None of these numbers is secret, and none is necessarily fatal. Amazon lost money for years before it didn’t. But the gap between revenue measured in billions and commitments measured in trillions is precisely why the circular structure draws scrutiny. When the demand is uncertain and the financing is internal, the loop does most of the work of making the boom look inevitable — long before the end users have confirmed that it is.

The echo nobody likes to hear

We have watched a version of this film before.

In the late 1990s, telecom-equipment makers lent money to the new carriers so those carriers could buy their equipment. The loans were spent on gear. The gear was booked as sales. The sales validated the share price. The share price funded more lending. It worked beautifully — right up until everyone noticed there were not enough paying customers at the far end of all that fibre. Then the loop ran in reverse, and the reversal was faster than the build-up.

One prominent analyst group has called today’s arrangements reminiscent of the circular financing of the internet bubble. The comparison is fair as far as it goes. But there is a genuine difference, and intellectual honesty requires naming it: in the 1990s the financing was mostly debt.

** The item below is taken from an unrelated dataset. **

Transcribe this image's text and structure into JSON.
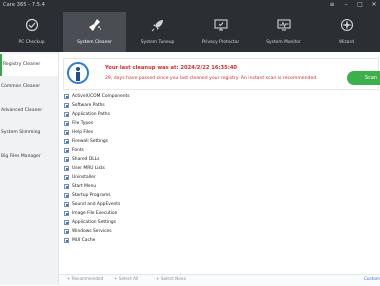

Today, a large share of it is equity — companies taking ownership stakes in each other at a scale that is, in fact, new. Whether that makes the structure more stable or more fragile is exactly the open question.

What this is not

This is not a prediction of collapse. It is not a claim that the AI build-out is fake, or that the demand will not arrive, or that anyone should sell anything. Plenty of serious people argue the demand is real and rising for reasons entirely outside the circle — and they may well be right.

The purpose here is narrower and, we would argue, more useful: to hand you the one distinction that lets you read every future headline about this boom for yourself.

The questions worth keeping

So the next time a record investment, a record backlog, or a record commitment crosses your screen, do not ask whether the number is big. It will be. Ask instead:

Is this dollar being counted once — or three times? Who is the end user, outside the circle, paying real money for the output? And what happens to every figure in the loop if a single node simply slows down?

We are not here to tell you how this ends. Nobody honestly can. We are here to make sure that when it does, you understood the mechanism before the headline did.